I have a merged VCF with 2500 samples and 63063 sites. We obtained Hail jar from gs://hail-common/hail-hail-is-master-all-spark2.0.2-$HASH.jar and running it on Spark 2.0.2, Scala 2.11, Java 8. I’m getting unexpected output when I run this command to obtain sample QC metrics:

qc = vds.sample_qc()

Select fields for one sample (value from sample_qc / actual values):

nNotCalled: 63054 / 5754
nHomRef: 0 / 54800
nHet: 9 / 1723

Is there something I’m missing as I’m not sure why it’s not registering the genotypes correctly.



It’s possible that your VCF has unexpected / invalid input. I’ll submit a pull request to make this easier later today, but here’s what to do for now:

vds = hc.import_vcf('your_file.vcf')

This should write out some metrics about the VCF input. Can you paste the output of the report command (which should write to standard out) here?


Thanks. Here’s the output from the above commands and the report command gives nothing:

{u'nVariants': 63063L, u'nSamples': 2500, u'nGenotypes': 157657500L}

I’ve analyzed the VCF with bcftools and haven’t seen any errors so far.


We’ve seen invalid VCFs coming out of the bcftools module that splits multiallelics, but it’s totally possible that other pieces produce invalid VCFs as well.

I’m looking into the report stuff now. Are you running in a terminal / window where you can see the JVM output as well as python output? If you’re running in a Jupyter notebook, you need to look at the terminal that the notebook server is running in.

Alternatively, you can look at the hail.log file produced by this run. Look for a line that says “while importing:”, the useful information should come after that.

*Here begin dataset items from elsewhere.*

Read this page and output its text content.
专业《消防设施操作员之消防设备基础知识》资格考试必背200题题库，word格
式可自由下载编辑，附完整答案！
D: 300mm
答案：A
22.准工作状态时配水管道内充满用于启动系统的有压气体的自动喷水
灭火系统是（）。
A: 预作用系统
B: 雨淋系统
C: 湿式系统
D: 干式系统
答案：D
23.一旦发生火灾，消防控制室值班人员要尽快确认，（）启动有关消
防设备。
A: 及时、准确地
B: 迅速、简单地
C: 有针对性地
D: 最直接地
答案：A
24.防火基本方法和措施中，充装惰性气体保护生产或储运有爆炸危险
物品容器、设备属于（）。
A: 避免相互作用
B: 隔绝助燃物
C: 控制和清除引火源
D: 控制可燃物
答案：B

EDIT: The ways we’ve seen VCFs become invalid are:

  • GQ values that don’t match the second-lowest PL
  • AD fields that don’t match the number of alleles in the variant
  • sum of AD field > DP


This is what I see when importing one of our sample VCFs:

In [1]: from hail import *; hc = HailContext()
Using Spark's default log4j profile: org/apache/spark/
Setting default log level to "WARN".
To adjust logging level use sc.setLogLevel(newLevel).
hail: info: SparkUI:
Welcome to
     __  __     <>__
    / /_/ /__  __/ /
   / __  / _ `/ / /
  /_/ /_/\_,_/_/_/   version devel-5ad6d2e

In [2]: vds = hc.import_vcf('src/test/resources/sample.vcf')
hail: info: No multiallelics detected.
vhail: info: Coerced sorted dataset

In [3]: vds.count()
Out[3]: {u'nGenotypes': 34600L, u'nSamples': 100, u'nVariants': 346L}

In [4]:
hail: info: while importing:
    sample.vcf  import clean


Ok, I see where this could be coming from. We are running this as part of a test with Qubole (Zeppelin-based notebook) so I’ll try to figure out how to get the logs.

In the meantime, here are some details on our FORMAT tags. We used agg to combine single-sample gVCFs (generated with Illumina Isaac pipeline) into a multi-sample VCF and since it’s not a GATK VCF, some of the typical tags are missing. Here’s an example:

GT:GQ:DP:DPF:AD:PF 0/0:60:22:.:.,.:. 0/0:100:20:.:.:.

Could any of these be an issue:

  • PL is missing
  • AD for hom ref calls is “.” in some cases but “.,.” in others
  • Is it expected that even for hom ref calls, AD for all alleles in the variant will be included? I need to check if these are lost during aggregation with agg

Somewhat related, is there a way to load multiple VCFs without having to merge them into a multi-sample VCF? As the spec says, when I provide multiple VCFs to import_vcf, all VCFs are expected to be coming from same set of samples but we have one WGS VCF per sample and wanted to see if there is way to avoid merging them beforehand.

I’ve also tested ADAM a bit and I could merge individual VCFs into a single RDD/data frame after conversion to parquet but subsequent operations seem to be slower when compared to Hail.



It sounds like AD could be the problem, but it’s hard to know for sure without seeing the report output.

We don’t really have a way to load gVCFs or multiple single-sample VCFs at the moment, unfortunately. I think the right thing to do is load gVCFs so that you can preserve the reference information in the ref blocks, but this is a ways off in Hail.